Но, возможно, лучший способ понять, что изменилось, – это зайти в школу Пунахо, которую когда-то основали миссионеры «для своих детей и детей своих детей», что до недавних пор толковалось весьма буквально. Старые классные журналы – каталог гавайской олигархии: год за годом на их страницах встречаются одни и те же имена, они же выбиты в камне или тонко вырезаны на латунных табличках на улице, что в Гонолулу зовется просто Стрит, она же Мерчант-стрит, где в угловых зданиях расположены офисы Большой пятерки и кипит большая часть деловой жизни Островов. На выпускном в 1881 году один из Александров произнес напутственную речь, а один из Диллингемов прочел напутственное стихотворение; в 1882 году кто-то из Болдуинов говорил об «иммиграции из Китая», очередной Александр – о том, что труд сам по себе есть наслаждение, а Бишоп – о солнечном свете. И хотя высшая каста гавайцев и белая олигархия всегда существовали бок о бок и, более того, смешивались путем брака, белые ученики Пунахо, когда дело доходило до школьных пророчеств о будущем, предполагали, что их гавайские одноклассники будут «играть в музыкальном коллективе».
Не то чтобы Пунахо перестала быть учебным заведением для детей власть предержащих; это по-прежнему так. «Пунахо всегда открыта для тех, кому суждено сюда попасть», – убеждал выпускников в недавнем школьном вестнике Джон Фокс, директор Пунахо с 1944 года. Но там, где в 1944 году было 1 100 учеников с медианным коэффициентом интеллекта 108, теперь уже 3 400 с медианой 125. Там, где раньше учащихся азиатского происхождения было десять процентов, теперь тридцать.

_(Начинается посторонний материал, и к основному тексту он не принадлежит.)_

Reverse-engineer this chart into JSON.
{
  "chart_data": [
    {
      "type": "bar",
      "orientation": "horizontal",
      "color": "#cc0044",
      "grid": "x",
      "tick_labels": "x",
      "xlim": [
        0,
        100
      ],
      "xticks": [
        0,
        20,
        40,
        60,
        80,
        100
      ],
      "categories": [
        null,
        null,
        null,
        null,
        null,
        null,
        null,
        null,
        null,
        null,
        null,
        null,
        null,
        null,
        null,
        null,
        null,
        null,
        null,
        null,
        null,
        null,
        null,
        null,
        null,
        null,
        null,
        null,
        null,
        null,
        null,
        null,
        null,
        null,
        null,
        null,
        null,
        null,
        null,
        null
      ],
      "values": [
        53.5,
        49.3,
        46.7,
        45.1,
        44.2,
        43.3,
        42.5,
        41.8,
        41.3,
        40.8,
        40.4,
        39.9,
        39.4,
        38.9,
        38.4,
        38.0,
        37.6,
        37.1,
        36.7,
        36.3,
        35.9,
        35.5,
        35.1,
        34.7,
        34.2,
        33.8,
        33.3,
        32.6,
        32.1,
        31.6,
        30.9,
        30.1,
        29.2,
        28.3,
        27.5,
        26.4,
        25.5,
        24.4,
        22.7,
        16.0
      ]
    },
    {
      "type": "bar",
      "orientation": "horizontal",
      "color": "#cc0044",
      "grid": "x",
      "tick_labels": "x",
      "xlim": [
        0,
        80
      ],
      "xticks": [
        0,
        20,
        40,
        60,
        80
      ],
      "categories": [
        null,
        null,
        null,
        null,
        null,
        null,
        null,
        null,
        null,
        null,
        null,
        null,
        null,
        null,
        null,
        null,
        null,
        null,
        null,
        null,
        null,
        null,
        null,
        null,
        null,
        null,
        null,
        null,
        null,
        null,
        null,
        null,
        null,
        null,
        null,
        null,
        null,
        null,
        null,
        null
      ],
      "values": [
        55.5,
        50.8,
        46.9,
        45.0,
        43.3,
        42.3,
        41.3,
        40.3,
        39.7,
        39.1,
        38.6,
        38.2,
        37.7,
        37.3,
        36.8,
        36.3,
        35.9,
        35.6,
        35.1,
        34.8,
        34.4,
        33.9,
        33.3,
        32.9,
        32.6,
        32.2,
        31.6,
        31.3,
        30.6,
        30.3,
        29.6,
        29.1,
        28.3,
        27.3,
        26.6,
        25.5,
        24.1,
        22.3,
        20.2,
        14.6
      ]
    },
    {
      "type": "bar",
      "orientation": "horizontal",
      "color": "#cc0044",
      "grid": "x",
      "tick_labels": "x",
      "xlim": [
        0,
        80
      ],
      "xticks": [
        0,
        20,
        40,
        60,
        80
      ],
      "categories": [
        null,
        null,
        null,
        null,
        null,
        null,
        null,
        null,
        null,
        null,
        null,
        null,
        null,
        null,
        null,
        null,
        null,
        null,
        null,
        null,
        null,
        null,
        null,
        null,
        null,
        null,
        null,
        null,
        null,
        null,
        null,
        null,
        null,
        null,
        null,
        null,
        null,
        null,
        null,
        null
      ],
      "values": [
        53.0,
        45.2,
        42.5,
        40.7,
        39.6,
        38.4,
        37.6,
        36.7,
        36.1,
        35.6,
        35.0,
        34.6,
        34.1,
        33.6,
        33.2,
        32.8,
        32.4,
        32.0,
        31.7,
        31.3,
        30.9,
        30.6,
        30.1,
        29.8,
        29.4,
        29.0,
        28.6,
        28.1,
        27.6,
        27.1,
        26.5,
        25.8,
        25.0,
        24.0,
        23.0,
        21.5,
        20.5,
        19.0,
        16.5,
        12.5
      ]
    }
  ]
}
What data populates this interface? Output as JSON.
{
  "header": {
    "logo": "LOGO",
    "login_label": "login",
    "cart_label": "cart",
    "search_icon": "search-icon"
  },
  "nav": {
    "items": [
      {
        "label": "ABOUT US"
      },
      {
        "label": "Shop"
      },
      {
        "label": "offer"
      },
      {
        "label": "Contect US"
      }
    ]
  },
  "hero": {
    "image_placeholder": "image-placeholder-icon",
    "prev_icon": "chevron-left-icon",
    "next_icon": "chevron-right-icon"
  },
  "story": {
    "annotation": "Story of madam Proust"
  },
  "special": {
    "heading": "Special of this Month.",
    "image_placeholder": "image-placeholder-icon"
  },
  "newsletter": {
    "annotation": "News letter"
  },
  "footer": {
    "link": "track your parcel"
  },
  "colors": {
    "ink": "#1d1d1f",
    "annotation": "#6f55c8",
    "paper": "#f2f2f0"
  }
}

Так и выходит, что перед новой библиотекой Кука, где за архивами присматривает праправнучка миссионера Хайрама Бингема, среди цветущих плюмерий на крылечке сидят китайские мальчики с летными сумками «Пан-Американ», в которых лежат книги.
«Джон Фокс – личность спорная, как вы, наверное, знаете», – говорят иногда выпускники, но никогда не поясняют, о чем спор. Возможно, из-за того, что Гавайи преподносят себя в качестве образца современного плавильного котла, межрасовых отношений здесь в беседах касаются особенно деликатно. «Я бы не сказала, что у нас цветет дискриминация, – осторожно говорила мне одна женщина в Гонолулу. – Скорее здесь силен чудесный, чудесный дух соревновательности». Другие просто пожимают плечами. «Никто особо не настаивает. Азиаты – ну, скрытные, наверное, не совсем подходящее слово, но они не такие, как негры или евреи, они не лезут туда, где им не рады».